The main issue is that none of this is equivalent to the transcript. Nothing of what you propose would make the video accessible to a deaf person. A textbook chapter or the lecture materials are alternatives to the video, it helps making do without the video, but doesn't make accessible the part of video where the lecturer is writing something interesting on the blackboard and explaining something that you can't hear.


I think you're the one who's demonstrating an atypical case here; most lectures aren't presenting on some rapidly changing topic, and even if they are, there is some Wikipedia text that is kept up to date.

>The main issue is that none of this is equivalent to the transcript. Nothing of what you propose would make the video accessible to a deaf person. A textbook chapter or the lecture materials are alternatives to the video, it helps making do without the video, but doesn't make accessible the part of video where the lecturer is writing something interesting on the blackboard and explaining something that you can't hear.

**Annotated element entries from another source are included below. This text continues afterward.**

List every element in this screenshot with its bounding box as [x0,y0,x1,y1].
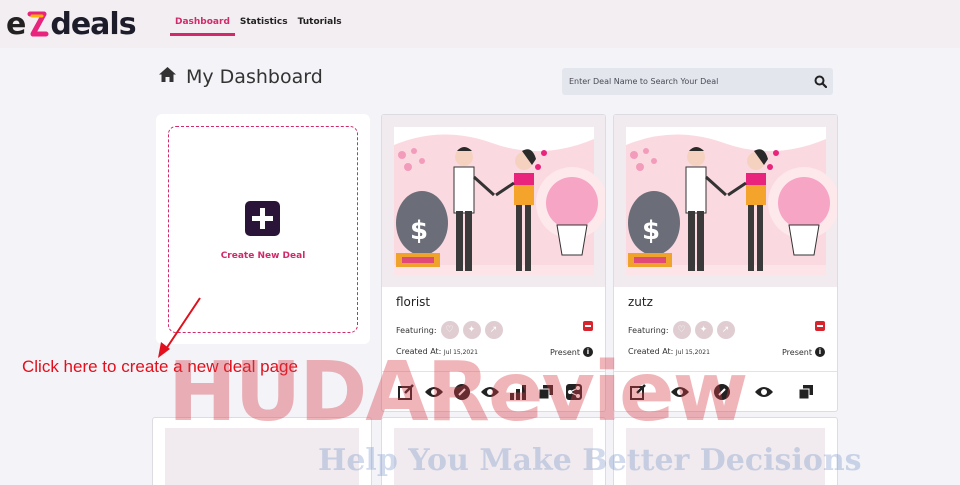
fire-icon[interactable]: ✦ [462,321,481,339]
featuring-label: Featuring: [396,325,437,335]
remove-icon[interactable] [583,321,593,331]
main-nav: Dashboard Statistics Tutorials [170,0,347,48]
trend-icon[interactable]: ↗ [716,321,735,339]
nav-dashboard[interactable]: Dashboard [170,0,235,36]
featuring-row: Featuring: ♡ ✦ ↗ [396,321,503,339]
featuring-label: Featuring: [628,325,669,335]
featuring-row: Featuring: ♡ ✦ ↗ [628,321,735,339]
watermark-main: HUDAReview [168,345,748,440]
watermark-subtitle: Help You Make Better Decisions [318,443,862,478]
heart-icon[interactable]: ♡ [440,321,459,339]
deal-illustration: $ [626,127,837,275]
deal-name: florist [396,295,431,309]
svg-text:$: $ [410,216,428,246]
deal-name: zutz [628,295,653,309]
deal-illustration: $ [394,127,605,275]
status-label: Present [781,347,812,357]
heart-icon[interactable]: ♡ [672,321,691,339]
fire-icon[interactable]: ✦ [694,321,713,339]
logo-text: deals [50,6,136,42]
status-indicator: Present i [782,347,825,357]
nav-statistics[interactable]: Statistics [235,0,293,36]
search-input[interactable] [562,68,802,95]
search-icon[interactable] [814,75,828,89]
logo-mark-icon [27,9,49,39]
remove-icon[interactable] [815,321,825,331]
create-deal-label: Create New Deal [220,251,306,261]
preview-eye-icon[interactable] [752,380,776,404]
page-title: My Dashboard [186,66,323,88]
info-icon[interactable]: i [815,347,825,357]
svg-text:$: $ [642,216,660,246]
page-header: My Dashboard [158,66,323,88]
trend-icon[interactable]: ↗ [484,321,503,339]
logo-prefix: e [6,6,27,42]
app-logo[interactable]: e deals [6,6,137,42]
nav-tutorials[interactable]: Tutorials [293,0,347,36]
deal-search [562,68,833,95]
deal-thumbnail[interactable]: $ [382,115,605,287]
copy-icon[interactable] [794,380,818,404]
plus-icon [245,201,280,236]
top-navbar: e deals Dashboard Statistics Tutorials [0,0,960,48]
deal-thumbnail[interactable]: $ [614,115,837,287]
home-icon [158,66,177,88]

That's overstating it. The relevant metric is, if some deaf (or video-hating like me) person wants to learn the material, do they have a useful option? The fact that you can't make that specific video useful isn't relevant. Even pointing to some text that hits the same key points is major step up, and is trivial to do, and yet most refuse to do, just like most refuse to provide the one insight that they're making me watch a three minute video to hear.